I won't deny Scorsese makes the fast life look good, and very fast too: his camera swooping in and around the crowds at Oakmont, making sure never to stop. It's Scorsese's longest picture yet, three hours in total, and it's a rolling 180 minutes. I couldn't really give it more praise than saying it's as slick and passionate as anything Scorsese's ever done. The casting is brilliant, mainly because as we're supposed to be unsure if these characters are everymen giving into human lust or bastards doing what they've always wanted, the casting is mostly people it's always hard to lock down. Take Jonah Hill, who's spent the last few years splitting time between oscar-nominated drama and all out comedy, or Jon Favreau, who's spent more time recently directing than acting, or Jean Dujardin who's still making the transition over from French cinema. The cast is as colourful as everything else in this movie. 

Obviously Wolf isn't the first film to show the fast life, and neither is it the first Scorsese film to run into controversy: Goodfellas (which Wolf most closely resembles), Casino, Taxi Driver, Raging Bull etc all ruffed people up the wrong way too, although that was almost entirely for these film's excessive use of the red stuff (at least at the time of making) and very little to do with the morales involved. Wolf isn't nearly as violent as any of these films, it's vulgarities almost entirely sex and drugs, and it's not the first time a Scorsese film has shown its main man getting himself out of trouble. So the big question is obviously, what makes Wolf so much worse that anything else Scorsese's ever made? 

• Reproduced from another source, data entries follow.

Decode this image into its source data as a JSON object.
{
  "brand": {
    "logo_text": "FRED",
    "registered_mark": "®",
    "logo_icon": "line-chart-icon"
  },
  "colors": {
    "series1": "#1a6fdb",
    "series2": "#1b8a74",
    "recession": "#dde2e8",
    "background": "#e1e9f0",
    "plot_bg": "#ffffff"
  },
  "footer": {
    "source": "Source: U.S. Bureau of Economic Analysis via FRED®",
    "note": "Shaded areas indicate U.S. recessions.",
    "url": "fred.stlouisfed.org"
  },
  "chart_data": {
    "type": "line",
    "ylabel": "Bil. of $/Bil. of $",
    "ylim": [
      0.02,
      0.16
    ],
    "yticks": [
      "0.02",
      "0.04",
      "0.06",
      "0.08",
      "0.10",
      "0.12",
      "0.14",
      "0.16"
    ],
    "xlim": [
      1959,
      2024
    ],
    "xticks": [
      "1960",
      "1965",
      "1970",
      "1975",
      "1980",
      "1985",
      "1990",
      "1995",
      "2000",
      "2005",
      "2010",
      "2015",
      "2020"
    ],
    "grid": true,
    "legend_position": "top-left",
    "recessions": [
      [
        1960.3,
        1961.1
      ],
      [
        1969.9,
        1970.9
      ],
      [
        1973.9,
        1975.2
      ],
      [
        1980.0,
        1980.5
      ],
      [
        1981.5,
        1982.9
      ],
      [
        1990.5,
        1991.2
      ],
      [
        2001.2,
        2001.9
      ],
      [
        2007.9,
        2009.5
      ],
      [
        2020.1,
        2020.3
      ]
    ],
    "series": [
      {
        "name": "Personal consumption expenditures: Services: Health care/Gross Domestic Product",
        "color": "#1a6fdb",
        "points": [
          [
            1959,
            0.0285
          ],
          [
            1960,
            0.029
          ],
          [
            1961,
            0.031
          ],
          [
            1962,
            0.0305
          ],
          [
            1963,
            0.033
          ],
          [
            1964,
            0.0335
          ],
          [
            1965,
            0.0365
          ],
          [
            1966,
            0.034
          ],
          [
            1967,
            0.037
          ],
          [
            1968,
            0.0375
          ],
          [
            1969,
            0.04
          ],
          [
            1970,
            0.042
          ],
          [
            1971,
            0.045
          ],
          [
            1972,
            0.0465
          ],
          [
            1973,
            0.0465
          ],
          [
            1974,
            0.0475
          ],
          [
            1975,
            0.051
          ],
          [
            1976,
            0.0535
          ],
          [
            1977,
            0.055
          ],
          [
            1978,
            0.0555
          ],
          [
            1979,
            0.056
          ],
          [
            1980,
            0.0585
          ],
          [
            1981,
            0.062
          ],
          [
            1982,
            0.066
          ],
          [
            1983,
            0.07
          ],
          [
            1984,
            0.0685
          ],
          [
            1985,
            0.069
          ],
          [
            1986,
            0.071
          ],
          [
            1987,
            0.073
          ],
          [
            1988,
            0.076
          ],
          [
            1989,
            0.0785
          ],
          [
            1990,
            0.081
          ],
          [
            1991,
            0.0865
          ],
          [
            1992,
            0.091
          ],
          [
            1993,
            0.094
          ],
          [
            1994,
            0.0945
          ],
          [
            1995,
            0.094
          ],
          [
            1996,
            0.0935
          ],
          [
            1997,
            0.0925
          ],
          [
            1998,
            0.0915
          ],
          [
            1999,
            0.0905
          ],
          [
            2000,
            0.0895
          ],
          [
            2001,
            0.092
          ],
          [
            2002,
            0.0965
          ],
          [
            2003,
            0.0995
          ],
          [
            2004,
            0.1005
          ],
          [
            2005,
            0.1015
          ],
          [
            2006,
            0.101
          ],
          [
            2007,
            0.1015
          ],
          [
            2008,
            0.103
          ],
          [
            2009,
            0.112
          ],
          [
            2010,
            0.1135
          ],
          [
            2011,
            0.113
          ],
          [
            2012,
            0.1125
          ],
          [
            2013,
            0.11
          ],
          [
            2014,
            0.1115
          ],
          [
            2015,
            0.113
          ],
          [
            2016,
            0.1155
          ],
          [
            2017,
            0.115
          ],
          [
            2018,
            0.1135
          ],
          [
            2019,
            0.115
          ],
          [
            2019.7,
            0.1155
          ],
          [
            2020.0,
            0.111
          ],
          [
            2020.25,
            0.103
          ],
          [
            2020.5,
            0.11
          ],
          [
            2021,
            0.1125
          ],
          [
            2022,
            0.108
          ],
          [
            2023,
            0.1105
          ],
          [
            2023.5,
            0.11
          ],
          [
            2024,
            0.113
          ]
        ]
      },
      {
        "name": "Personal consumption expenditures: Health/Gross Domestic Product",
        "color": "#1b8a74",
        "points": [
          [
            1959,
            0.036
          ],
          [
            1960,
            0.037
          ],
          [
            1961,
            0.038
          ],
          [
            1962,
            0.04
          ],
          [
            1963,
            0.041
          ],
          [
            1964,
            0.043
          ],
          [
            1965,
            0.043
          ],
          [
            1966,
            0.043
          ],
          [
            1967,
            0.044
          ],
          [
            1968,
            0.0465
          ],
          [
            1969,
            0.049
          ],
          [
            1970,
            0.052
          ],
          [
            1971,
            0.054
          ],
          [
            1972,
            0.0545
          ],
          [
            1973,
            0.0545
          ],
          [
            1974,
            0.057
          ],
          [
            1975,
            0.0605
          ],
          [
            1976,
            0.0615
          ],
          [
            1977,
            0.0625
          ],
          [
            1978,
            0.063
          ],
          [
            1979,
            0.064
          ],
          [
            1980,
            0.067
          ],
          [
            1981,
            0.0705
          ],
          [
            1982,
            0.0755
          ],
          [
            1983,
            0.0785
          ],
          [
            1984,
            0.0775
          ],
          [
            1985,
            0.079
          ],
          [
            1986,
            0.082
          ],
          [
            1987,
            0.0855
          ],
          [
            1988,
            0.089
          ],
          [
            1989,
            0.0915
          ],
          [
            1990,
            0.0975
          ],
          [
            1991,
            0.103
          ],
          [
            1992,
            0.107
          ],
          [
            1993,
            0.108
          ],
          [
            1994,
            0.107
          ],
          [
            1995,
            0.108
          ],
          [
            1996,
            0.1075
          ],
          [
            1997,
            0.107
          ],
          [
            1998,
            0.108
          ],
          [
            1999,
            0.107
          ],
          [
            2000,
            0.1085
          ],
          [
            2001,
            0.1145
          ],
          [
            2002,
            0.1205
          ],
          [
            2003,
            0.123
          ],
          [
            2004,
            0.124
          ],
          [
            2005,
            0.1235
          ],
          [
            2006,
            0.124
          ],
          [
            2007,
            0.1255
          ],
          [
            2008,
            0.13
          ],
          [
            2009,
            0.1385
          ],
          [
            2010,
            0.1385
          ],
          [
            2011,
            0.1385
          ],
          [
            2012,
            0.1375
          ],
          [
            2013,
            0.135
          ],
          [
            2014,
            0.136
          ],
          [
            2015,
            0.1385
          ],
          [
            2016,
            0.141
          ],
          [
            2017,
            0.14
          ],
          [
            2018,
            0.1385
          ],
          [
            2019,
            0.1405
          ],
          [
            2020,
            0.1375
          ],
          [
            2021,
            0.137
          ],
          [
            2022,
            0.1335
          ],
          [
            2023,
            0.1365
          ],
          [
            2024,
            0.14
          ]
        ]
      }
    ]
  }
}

The answer is pretty clear when you compare Wolf to Goodfellas. Both start half way through things, showing Hill/Belfort on top of their respective worlds, although both with a hint (a knocking sound from the car boot, a near-helicopter crash) to how it's all going to come crashing down. After this both take us back to the start, with both sharing many stylistic flourishes: the heavy use of narration, elongated freeze frames, and DiCaprio/Liotta turning to the screen to address the audience. Yet it's the differences that are important here: after the openings both movies take us back to the start, for Goodfellas this all the way back to Henry Hill as a kid, idolizing the gangsters in his neighborhood, even taking the belt for the life of debauchery he's about to have. In Wolf we're only taken back to Belfort's arrival on Wall Street. He arrives very literally a blue collar everyman. He's shy on his first day on the job, isn't well experienced with drugs, and seems a well intentioned man trying to provide for his wife, who screams at him how he's changed, and is quickly forgotten about when the supermodel blondes start showing up. The interest in Henry Hill, even though advertised to us as a true story, has always been slightly fantastical, his neighborhood and upbringing and the time period things were set all playing a part in the life he lived, whereas Belfort's life is a life born purely of choice, which the film says we all could have had given the right time and place. That's what's got everyone so riled up, and it's why my friend had stars in his eyes for Belfort's story: because what might possibly be Scorsese's most despicable character starts off as his most ordinary everyman.